Question of the Day: What kind of NBA player will Kemba Walker make and where will he likely end up? [Updated]
Writers from around Tribune Co. weigh in on Kemba Walker's decision to end his college basketball career at Connecticut and enter the NBA draft. Check back throughout the day for more responses and feel free to leave a comment of your own.
Zach McCann, Orlando Sentinel
Without a doubt, Kemba Walker was the best point guard in the NCAA this season.
He led the Connecticut Huskies to a national title with his tremendous leadership, quickness, vision and scoring ability -– all traits that will smoothly transfer to the NBA and make him a productive point guard at the next level.
The knocks on Walker are that he’s too short and that he doesn’t shoot well enough to be an NBA guard, but those limitations won’t keep him from becoming a useful player at basketball’s top level.
At 5-feet-11, he’s undersized but similarly proportioned to NBA starters such as Jameer Nelson and Aaron Brooks.

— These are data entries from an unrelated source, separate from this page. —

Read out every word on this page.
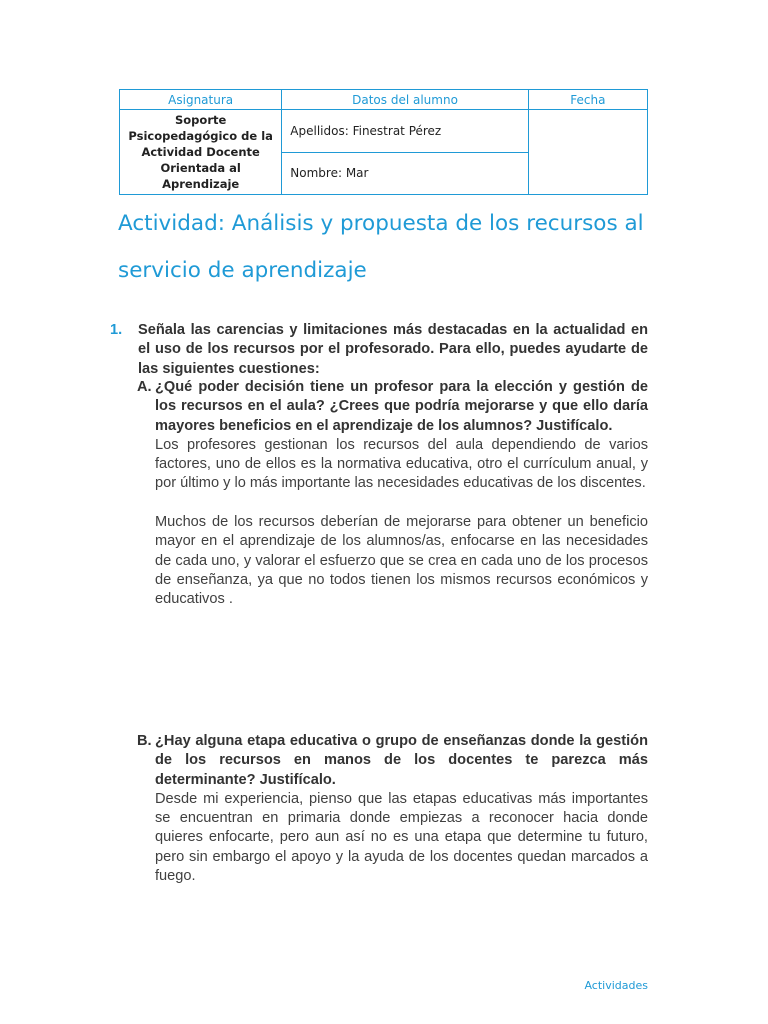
Asignatura	Datos del alumno	Fecha
Soporte Psicopedagógico de la Actividad Docente Orientada al Aprendizaje	Apellidos: Finestrat Pérez	
	Nombre: Mar	
Actividad: Análisis y propuesta de los recursos al servicio de aprendizaje
1. Señala las carencias y limitaciones más destacadas en la actualidad en el uso de los recursos por el profesorado. Para ello, puedes ayudarte de las siguientes cuestiones:
A. ¿Qué poder decisión tiene un profesor para la elección y gestión de los recursos en el aula? ¿Crees que podría mejorarse y que ello daría mayores beneficios en el aprendizaje de los alumnos? Justifícalo.

Los profesores gestionan los recursos del aula dependiendo de varios factores, uno de ellos es la normativa educativa, otro el currículum anual, y por último y lo más importante las necesidades educativas de los discentes.

Muchos de los recursos deberían de mejorarse para obtener un beneficio mayor en el aprendizaje de los alumnos/as, enfocarse en las necesidades de cada uno, y valorar el esfuerzo que se crea en cada uno de los procesos de enseñanza, ya que no todos tienen los mismos recursos económicos y educativos .

B. ¿Hay alguna etapa educativa o grupo de enseñanzas donde la gestión de los recursos en manos de los docentes te parezca más determinante? Justifícalo.

Desde mi experiencia, pienso que las etapas educativas más importantes se encuentran en primaria donde empiezas a reconocer hacia donde quieres enfocarte, pero aun así no es una etapa que determine tu futuro, pero sin embargo el apoyo y la ayuda de los docentes quedan marcados a fuego.

Actividades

And while his percentages weren’t fantastic in school, his shooting has improved every year and that percentage is lower than it should be because the ball was in his hands so much.
Whichever team ends up with him -– the Kings, Jazz or Bobcats, most likely -– will be very happy.
Shannon Ryan, Chicago Tribune
Kemba Walker has all the makings of a great point guard, but it’s going to take time to develop into one of the NBA's best. Walker has shown he has the dedication and ambition to work on his game, transforming from a solid Connecticut freshman to an unstoppable stellar junior.
He made a wise decision in turning pro, having obtained his degree and earned an NCAA tournament championship, and could be selected as high as fifth in the NBA draft by the Kings. Some teams might be scared off by Walker’s height, but his aggressive style and lightning speed are far more important to a long NBA career.
While he was one of the most prolific and clutch shooters, his decision-making and shot selection will need to find improvement. Walker has the ability and determination to grow into one of the league’s top point guards.
Jeff Otterbein, Hartford Courant
It would be foolish to bet against Kemba Walker making it in the NBA.
With his quickness, smarts and determination he’ll be just fine as a point guard. Give him time. He’ll be going against bigger guards, but what he lacks in size he’ll compensate for with speed and heart. He has leadership qualities, proven by an unparalleled season at UConn in which he led the Huskies to the national title, one few saw coming.
Only a junior, he intends to walk in commencement exercises, after which he’ll need just two online courses and an internship set up with the team that drafts him to get his sociology degree. He’ll be a lottery pick and could go as high as No. 5 to Sacramento, though there are those who think it will be No. 9 to Milwaukee.
No matter where he goes, he’ll be a rich young man with a bright future and an uncanny ability to get the job done on the court, be it shooting, passing, even rebounding. UConn has a rich history of producing NBA players and here comes another.
Lisa Dillman, Los Angeles Times
In a sense, Kemba Walker’s fate, and future NBA destination are tied to what Kentucky guard Brandon Knight ends up doing.
If Knight opts to stay put in Kentucky, then Walker will likely be the second point guard taken in the draft after Kyrie Irving of Duke, and a sure-fire lottery pick.
Of course, size, or lack thereof, will be the looming issue.
Think more in terms of the next Jonny Flynn instead of the next Derrick Rose.
Fynn, highly touted from his dazzling days at Syracuse, has been a considerable disappointment with the Timberwolves, not fitting into their system and seeing scant playing time behind Luke Ridnour.
Where Walker ends up depends, again, on Knight’s decision-making and the ping-pong balls at the draft lottery at Secaucus, N.J.
This much is known: He won’t be going to the Clippers. For once, they are without a first-round draft choice this year.